Taste of Design 5: Tufte and Bostock

Michael Senkow
5 min readNov 9, 2018

A big aspect of design are the mentors and people to look up to. Their work is inspiring and shape the movement of design.

I couldn’t decide between Tufte or Bostock for a first one as they’re both incredibly connected to the current state of good Data-Visualization. Tufte is more old-school and known for his writing and teachings on good Data-Viz practices whereas Bostock is in my opinion, if not the best person to look to for coded data-viz, at least a good starting point to branch off of.

Tufte

His books generally touch on more open-ended concepts. He gives great examples of classic data-visualization that are held up as prime examples of how to mix complex imagery and stories. Without getting into all the details, there are two core lessons I always get from him.

Don’t Lie

Are graphics being used needlessly? Is the relationship of entities to show data accurate?

If you’re using base lines do they match up? Or are you comparing two different data-sets on the same baseline that really shouldn’t have the same baseline?

Graphic from the Visual Display of Quantitative Information
Graphic from the Visual Display of Quantitative Information
Will be fixed soon but example in WpA

Here for example. Where’s the baseline? Where’s the comparison? We might as well just be showing the number as the bar basically tells nothing and if anything gives the false impression they’re equal when really they’re off by a little. A better solution may be to limit the X-axis of the display to only be 90% to 100% and show the relationship there.

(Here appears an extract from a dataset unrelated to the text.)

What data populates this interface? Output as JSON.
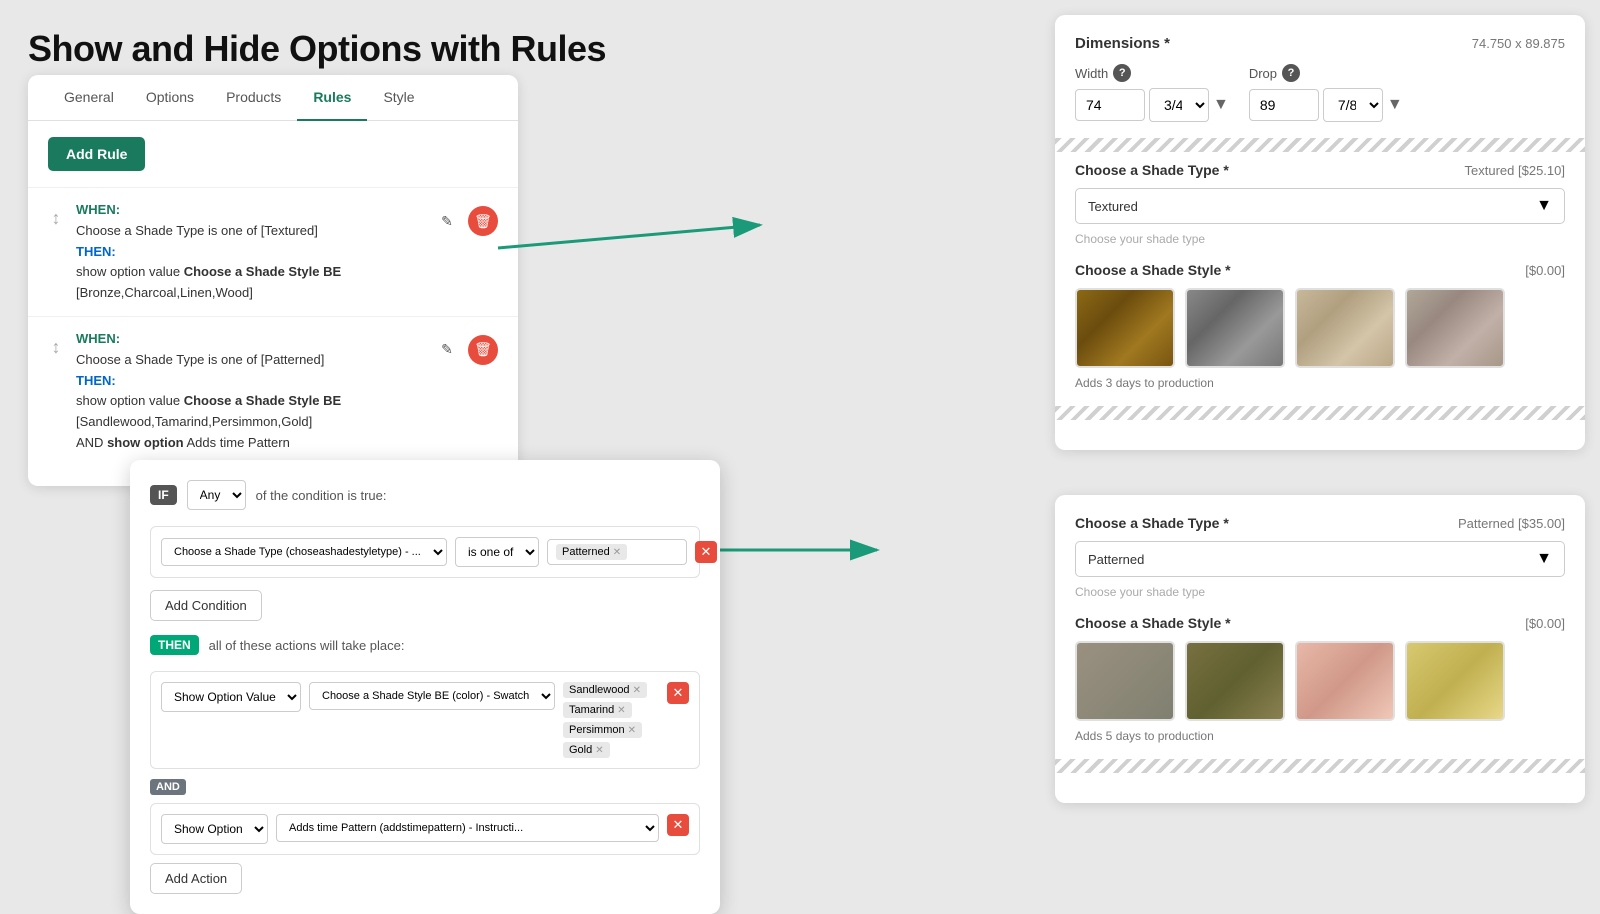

Another potential future project

Here too. Its not lying….but in a brief glance a user could get a false assumption that the base line length of each group is the same, when on the right its out of….2 hours? And the left its out of….15? Either way, leaving it where we might as well just show numbers.

Reduce Ink

Generally, is there a way to reduce the amount of clutter on the screen? On one hand we want upper and lower limits, error margins, displays of averages etc. etc. But if they can be shown minimally, not distracting from the primary information, its for the best. Happily the era of major gradients, 3D pie charts, etc. is mostly dead but now we’re in a bit of a more specific fight, where its finding ways to display as much information clearly and minimally as possible.

Graphic from the Visual Display of Quantitative Information
Graphic from the Visual Display of Quantitative Information

This chart from MyAnalytics for example is doing a pretty decent job but could probably be improved by removing the vertical lines or tick marks, potentially using more of a background coloration to display the hours instead. This is where Tufte gets slightly frustrating in that there’s not set rules but more general concepts with no specific answer.

Bostock

Where Tufte is rooted in more static visualizations and academic research around that, Bostock is more the modern tech era voice. Even the prior guy, Tufte predicted in 2014 he’d be one of the most important people in Data-visualization.

He had work at the Stanford data-vis lab that led to the creation of Protovis and then D3.js which, generally any of the awesome/incredible data-visualizations you see on the internet anymore have a connection to.

https://d3js.org/

His time at the New York times produced some of the more intriguing examples of connected/interactive data-visualizations I’ve seen anywhere.

https://www.nytimes.com/by/mike-bostock some of the examples

Pathway to the whitehouse

His pathway to the Whitehouse for example is an amazing piece of UX when you look into the details. Under the pure visual aspects, there’s a voronoi matrix of interaction patterns so that no matter where you are on the chart, the distance between a visually apparent item and the interactive area to see the tooltip/callout is as minimal as possible.

https://www.youtube.com/watch?v=90NsjKvz9Ns&index=4&t=785s&list=PLTOauSQ88RdeJsAxN_B-kwIdSR1AJVOxq Explains a bit more on it.

Rent or Buy?

Overall his philosophy builds upon what Tufte lays out. We can reduce ink but we can also bring back usability and interactivity through connecting graphics and providing smart extra layers of ink that aren’t normally seen.

The simple versions of this in our product are things like tooltips where we don’t show every piece of information all the time but hide some until its useful.